Urusan menggugat pemerintah dan DPR karena dianggap tak serius menerapkan jaminan sosial, pernah dilakukan oleh serikat pekerja dan unsur masyarakat yang tergabung dalam Komite Aksi Jaminan Sosial pada 2010 lalu. Kala itu pemerintah dan DPR digugat karena tak menerbitkan UU BPJS sampai habis batas waktunya pada 2009 silam. Pengadilan Negeri Jakarta Pusat mengabulkan gugatan itu.

Terpisah, anggota Komisi III DPR dari FPKS, Indra, mengaku sudah mendorong DPR untuk membentuk Timwas DPR. Hal itu sudah diutarakan dalam sidang paripurna pada Selasa pekan lalu. Sayangnya, mantan anggota Komisi IX DPR yang sampai saat ini fokus memantau pembentukan BPJS itu mengatakan anggota DPR lainnya tidak memberi respon positif.

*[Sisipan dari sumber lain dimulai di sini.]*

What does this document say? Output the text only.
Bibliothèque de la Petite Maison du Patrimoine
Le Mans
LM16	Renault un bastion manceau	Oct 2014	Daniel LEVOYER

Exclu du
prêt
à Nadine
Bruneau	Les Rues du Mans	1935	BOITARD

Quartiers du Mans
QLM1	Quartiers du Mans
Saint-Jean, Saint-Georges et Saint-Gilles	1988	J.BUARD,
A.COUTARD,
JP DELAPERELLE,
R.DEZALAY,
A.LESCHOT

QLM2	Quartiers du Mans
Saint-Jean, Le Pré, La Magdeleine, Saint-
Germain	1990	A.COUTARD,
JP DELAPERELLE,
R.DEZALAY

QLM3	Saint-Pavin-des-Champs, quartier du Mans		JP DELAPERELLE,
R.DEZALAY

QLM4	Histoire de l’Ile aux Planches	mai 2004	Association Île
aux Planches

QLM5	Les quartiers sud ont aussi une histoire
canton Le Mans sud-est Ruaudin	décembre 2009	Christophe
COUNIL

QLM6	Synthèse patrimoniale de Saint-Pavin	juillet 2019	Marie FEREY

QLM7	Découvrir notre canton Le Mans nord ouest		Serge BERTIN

Padahal, dalam sidang paripurna itu Indra telah menjelaskan bahwa pemerintah kembali lalai menjalankan amanat UU khususnya BPJS. “Dalam rapat paripurna, saya (FPKS) sudah mendesak agar dibentuk Timwas BPJS, tapi belum dapat respon positif dari yang lain,” pungkas Indra kepada hukumonlinelewat pesan singkat, Jumat (14/12).